Un homme de Saint-Eustache vient d’écoper de deux ans de détention pour avoir causé à son colocataire des blessures si graves qu’elles ont entraîné sa mort.

Initialement accusé d’homicide involontaire, Normand Miron a plaidé coupable à un chef réduit de voies de fait graves, la semaine dernière.

L’homme de 56 ans a aussitôt été condamné à deux ans de prison par le juge Michel Bellehumeur.

« Ce dossier-là est un peu particulier », a noté le magistrat, au palais de justice de Saint-Jérôme.

Les faits remontent au 3 juin. Lors d’une soirée bien arrosée, une chicane a éclaté entre Miron et Stéphane Parent.

Ce dernier avait récemment emménagé à Saint-Eustache avec l’accusé, qu’il connaissait depuis plusieurs années.

C’est la victime de 45 ans qui a amorcé les hostilités en assénant un coup de poing au visage de l’accusé.

Miron a vivement répliqué de plusieurs coups de poing.

En voulant quitter les lieux, M. Parent a fait une mauvaise chute dans les escaliers.

Soins refusés

Les policiers et les paramédicaux ont été appelés sur les lieux de la bataille, mais la victime a refusé de porter plainte ou de se rendre à l’hôpital.

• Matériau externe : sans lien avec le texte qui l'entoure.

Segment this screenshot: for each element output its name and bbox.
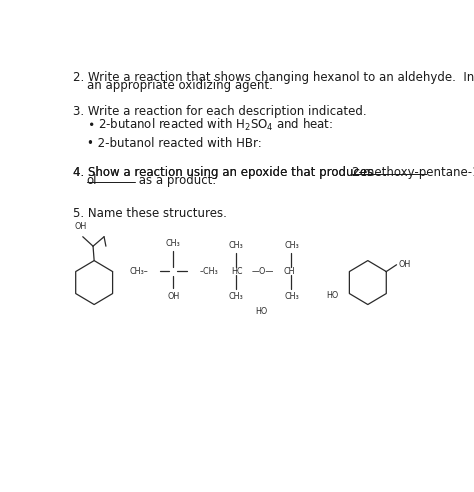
- Text: CH₃: CH₃: [284, 292, 299, 301]
- Text: HO: HO: [255, 307, 267, 316]
- Text: CH₃: CH₃: [229, 292, 244, 301]
- Text: –CH₃: –CH₃: [200, 267, 219, 276]
- Text: HC: HC: [231, 267, 243, 276]
- Text: OH: OH: [167, 292, 179, 301]
- Text: CH₃: CH₃: [166, 240, 181, 248]
- Text: OH: OH: [75, 222, 87, 231]
- Text: as a product.: as a product.: [135, 174, 216, 187]
- Text: 5. Name these structures.: 5. Name these structures.: [73, 207, 227, 220]
- Text: an appropriate oxidizing agent.: an appropriate oxidizing agent.: [87, 79, 273, 92]
- Text: CH: CH: [283, 267, 295, 276]
- Text: 2-methoxy-pentane-1-: 2-methoxy-pentane-1-: [352, 166, 474, 179]
- Text: 3. Write a reaction for each description indicated.: 3. Write a reaction for each description…: [73, 105, 367, 118]
- Text: CH₃: CH₃: [284, 242, 299, 250]
- Text: CH₃–: CH₃–: [129, 267, 148, 276]
- Text: 4. Show a reaction using an epoxide that produces: 4. Show a reaction using an epoxide that…: [73, 166, 377, 179]
- Text: OH: OH: [399, 260, 410, 269]
- Text: $\bullet$ 2-butanol reacted with H$_2$SO$_4$ and heat:: $\bullet$ 2-butanol reacted with H$_2$SO…: [87, 117, 333, 133]
- Text: 2. Write a reaction that shows changing hexanol to an aldehyde.  Indicate: 2. Write a reaction that shows changing …: [73, 71, 474, 84]
- Text: ol: ol: [87, 174, 97, 187]
- Text: CH₃: CH₃: [229, 242, 244, 250]
- Text: 4. Show a reaction using an epoxide that produces: 4. Show a reaction using an epoxide that…: [73, 166, 377, 179]
- Text: • 2-butanol reacted with HBr:: • 2-butanol reacted with HBr:: [87, 137, 262, 151]
- Text: —O—: —O—: [252, 267, 274, 276]
- Text: HO: HO: [326, 291, 338, 300]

Il y a eu une certaine réconciliation entre les deux individus, mais M. Parent a par la suite emménagé chez un ami, à Deux-Montagnes, dans les Laurentides.

Le quadragénaire s’est plaint de douleurs au ventre, qui ont finalement entraîné sa mort cinq jours plus tard.

Ce sont les blessures subies lors de la bagarre, combiné au manque de soins, qui auraient causé son décès.

Miron a été arrêté trois mois plus tard.

Détenu depuis septembre, il ne lui reste que 15 mois à passer derrière les barreaux.